The Maritime and Port Authority of Singapore (MPA) has encouraged the electrification of port equipment to achieve emissions goals for some time Photo: Zairon/Wikipedia (CC BY-SA 4.0)
The Maritime and Port Authority of Singapore (MPA) has encouraged the electrification of port equipment to achieve emissions goals for some time Photo: Zairon/Wikipedia (CC BY-SA 4.0)
Researchers working on a locally designed scrubber at ERI@N Photo: Energy Research Institute/Nanyang Technological University
Researchers working on a locally designed scrubber at ERI@N Photo: Energy Research Institute/Nanyang Technological University

Asia Pacific ports are taking a three-pronged approach to sustainable maritime operations deploying energy efficient port equipment, funding research and development projects and international port collaboration initiatives, writes Sam Whelan

For example, in China and Hong Kong, global terminal operator China Merchants Port Holdings (CMPort) is placing greater emphasis on energy efficient equipment as a way to reduce costs.

“The effective use of energy is not only conducive to easing pressure on national energy shortage, but is also helpful to reduce corporate operating cost,” CMPort notes in its annual report.

The port group highlighted this energy drive through two rubber-tyred gantry crane (RTG) projects and a plan to shift to shore-side power supply for containerships.

CMPort has upgraded its RTGs by switching from fuel-power to electricity and by implementing remote control systems. The switch to electricity has helped reduce fuel consumption by 50%, while the remote-control systems increased driver efficiency. Onene driver can now be allocated to several cranes from inside a central control tower, rather than operating a single crane from its cab.

As the regulatory net tightens on the shipping industry, shore-side power is an important way ports can aid carriers in reducing emissions. CMPort said it intends to roll out power supply facilities at all its existing docks and cease to use generating units in vessels.

R&D

The Maritime and Port Authority of Singapore (MPA) has encouraged the electrification of port equipment to achieve emissions goals for some time. However, the port authority has taken this green-tech quest a step further by establishing research and development (R&D) units with local universities.

“MPA believes that R&D effort is needed to develop innovative solutions for sustainability in the maritime sector,” says MPA sustainability office director, Tan Suan Jow.

“To deepen maritime R&D competencies, we have partnered with the Singapore Maritime Institute (SMI) to set up three maritime research Centres of Excellence (CoEs) within local institutes of higher learning.”

According to Tan, the first CoE was launched last year by SMI and Nanyang Technological University in the form of a S$15 million programme focussed on energy management, emissions management and sustainable maritime operations.

The second launched in early 2018 between SMI and National University of Singapore.

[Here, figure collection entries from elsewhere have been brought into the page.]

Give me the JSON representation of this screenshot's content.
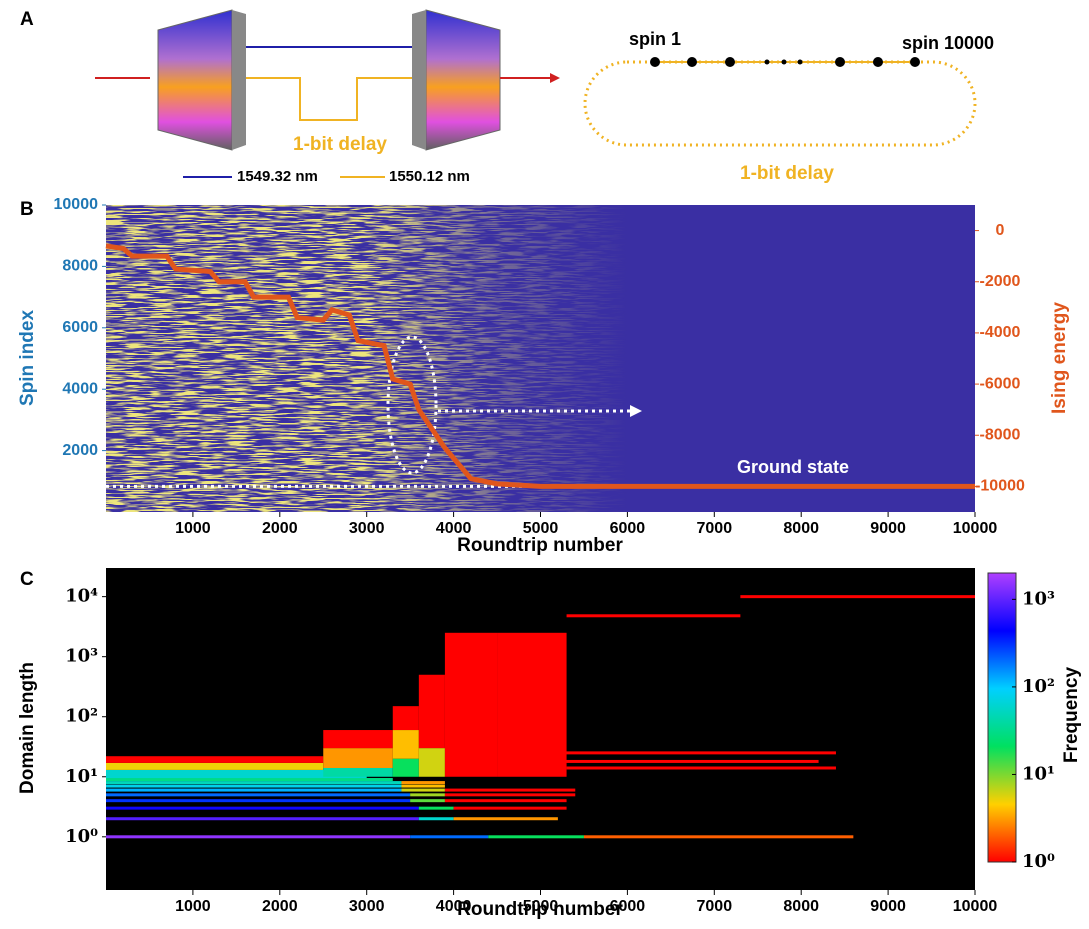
{
  "panel_labels": [
    "A",
    "B",
    "C"
  ],
  "diagram": {
    "delay_left": "1-bit delay",
    "wavelengths": [
      {
        "label": "1549.32 nm",
        "color": "#1f1fa8"
      },
      {
        "label": "1550.12 nm",
        "color": "#f0b323"
      }
    ],
    "spin_first": "spin 1",
    "spin_last": "spin 10000",
    "delay_right": "1-bit delay"
  },
  "chart_data": [
    {
      "type": "line",
      "xlabel": "Roundtrip number",
      "ylabel": "Spin index",
      "y2label": "Ising energy",
      "xlim": [
        0,
        10000
      ],
      "xticks": [
        1000,
        2000,
        3000,
        4000,
        5000,
        6000,
        7000,
        8000,
        9000,
        10000
      ],
      "ylim": [
        0,
        10000
      ],
      "yticks": [
        2000,
        4000,
        6000,
        8000,
        10000
      ],
      "y2lim": [
        -11000,
        1000
      ],
      "y2ticks": [
        0,
        -2000,
        -4000,
        -6000,
        -8000,
        -10000
      ],
      "x": [
        0,
        200,
        300,
        700,
        800,
        1200,
        1300,
        1600,
        1700,
        2100,
        2200,
        2500,
        2600,
        2800,
        2900,
        3200,
        3300,
        3500,
        3600,
        3800,
        3900,
        4200,
        4500,
        5000,
        10000
      ],
      "series": [
        {
          "color": "#e0561c",
          "axis": "y2",
          "values": [
            -600,
            -700,
            -1000,
            -1000,
            -1500,
            -1600,
            -2000,
            -2000,
            -2600,
            -2600,
            -3400,
            -3500,
            -3100,
            -3300,
            -4300,
            -4500,
            -5800,
            -6000,
            -7000,
            -8000,
            -8500,
            -9700,
            -9900,
            -10000,
            -10000
          ]
        }
      ],
      "ground_state": {
        "label": "Ground state",
        "value": -10000
      }
    },
    {
      "type": "heatmap",
      "xlabel": "Roundtrip number",
      "ylabel": "Domain length",
      "log_y": true,
      "xlim": [
        0,
        10000
      ],
      "xticks": [
        1000,
        2000,
        3000,
        4000,
        5000,
        6000,
        7000,
        8000,
        9000,
        10000
      ],
      "ylim": [
        0.13,
        30000
      ],
      "yticks": [
        {
          "value": 1,
          "label": "10⁰"
        },
        {
          "value": 10,
          "label": "10¹"
        },
        {
          "value": 100,
          "label": "10²"
        },
        {
          "value": 1000,
          "label": "10³"
        },
        {
          "value": 10000,
          "label": "10⁴"
        }
      ],
      "colorbar": {
        "label": "Frequency",
        "lim": [
          1,
          2000
        ],
        "colors": [
          "#ff0000",
          "#ffd000",
          "#00e060",
          "#00d0ff",
          "#0000ff",
          "#b040ff"
        ],
        "ticks": [
          {
            "value": 1,
            "label": "10⁰"
          },
          {
            "value": 10,
            "label": "10¹"
          },
          {
            "value": 100,
            "label": "10²"
          },
          {
            "value": 1000,
            "label": "10³"
          }
        ]
      },
      "cells": {
        "x0": [
          0,
          3500,
          4400,
          5500,
          0,
          3600,
          4000,
          0,
          3600,
          4000,
          0,
          3500,
          3900,
          0,
          3500,
          3900,
          0,
          3400,
          3900,
          0,
          3400,
          0,
          3400,
          0,
          0,
          0,
          0,
          2500,
          2500,
          2500,
          3300,
          3300,
          3300,
          3600,
          3600,
          3900,
          4500,
          5300,
          7300,
          4800,
          5000,
          5300
        ],
        "x1": [
          3500,
          4400,
          5500,
          8600,
          3600,
          4000,
          5200,
          3600,
          4000,
          5300,
          3500,
          3900,
          5300,
          3500,
          3900,
          5400,
          3400,
          3900,
          5400,
          3400,
          3900,
          3400,
          3900,
          3300,
          3000,
          2500,
          2500,
          3300,
          3300,
          3300,
          3600,
          3600,
          3600,
          3900,
          3900,
          4500,
          5300,
          7300,
          10000,
          8400,
          8200,
          8400
        ],
        "y_low": [
          1,
          1,
          1,
          1,
          2,
          2,
          2,
          3,
          3,
          3,
          4,
          4,
          4,
          5,
          5,
          5,
          6,
          6,
          6,
          7,
          7,
          8,
          8,
          9,
          9.5,
          13,
          17,
          10,
          14,
          30,
          10,
          20,
          60,
          10,
          30,
          10,
          10,
          4800,
          10000,
          25,
          18,
          14
        ],
        "y_high": [
          1,
          1,
          1,
          1,
          2,
          2,
          2,
          3,
          3,
          3,
          4,
          4,
          4,
          5,
          5,
          5,
          6,
          6,
          6,
          7,
          7,
          8,
          8,
          9,
          13,
          17,
          22,
          14,
          30,
          60,
          20,
          60,
          150,
          30,
          500,
          2500,
          2500,
          4800,
          10000,
          25,
          18,
          14
        ],
        "frequency": [
          1500,
          200,
          20,
          2,
          900,
          60,
          3,
          500,
          20,
          1,
          300,
          12,
          1,
          200,
          8,
          1,
          120,
          6,
          1,
          80,
          4,
          50,
          3,
          30,
          60,
          5,
          1,
          40,
          3,
          1,
          20,
          4,
          1,
          6,
          1,
          1,
          1,
          1,
          1,
          1,
          1,
          1
        ]
      }
    }
  ]
}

It focuses on port modelling, simulation and optimisation capabilities to enhance the port’s ability to handle increasingly complex operations and improve efficiency.

“The third CoE soon to be established by SMI and Singapore Polytechnic, will focus on innovations to enhance navigational safety, which is an important component of our sustainability drive,” adds Tan.

“We hope supporting the establishment of such CoEs will not only help to deepen our R&D capabilities, but also contribute towards greenhouse gas reduction in our effort to limit climate change effects by improving productivity, which translates into greater resource efficiency.”

Collaboration

MPA’s collaboration efforts extend to international cooperation, too. It set up the Port Authorities Roundtable (PAR) in 2015 to bring authorities from major ports around the world together to network and share insights on best practices.

This led to the idea to develop a network of LNG bunker-ready ports across the key East-West trades. The 11 port participants work together to encourage the adoption of LNG bunker by ship owners and to deepen cooperation and information sharing amongst the port authorities.

As well as MPA, the participants include Antwerp Port Authority; Port of Rotterdam; Port of Zeebrugge; Port of Jacksonville; Norway’s Maritime Authority; Japan’s Ministry of Land, Infrastructure, Transport and Tourism; South Korea’s Ulsan Port Authority; Port of Ningbo-Zhoushan; Port of Marseille Fos and Port of Vancouver.

“In a closely-interconnected world, Singapore recognises that we have to work in partnership with other maritime and port administrators to promote sustainability and achieve a higher impact in environmental protection,” notes Tan.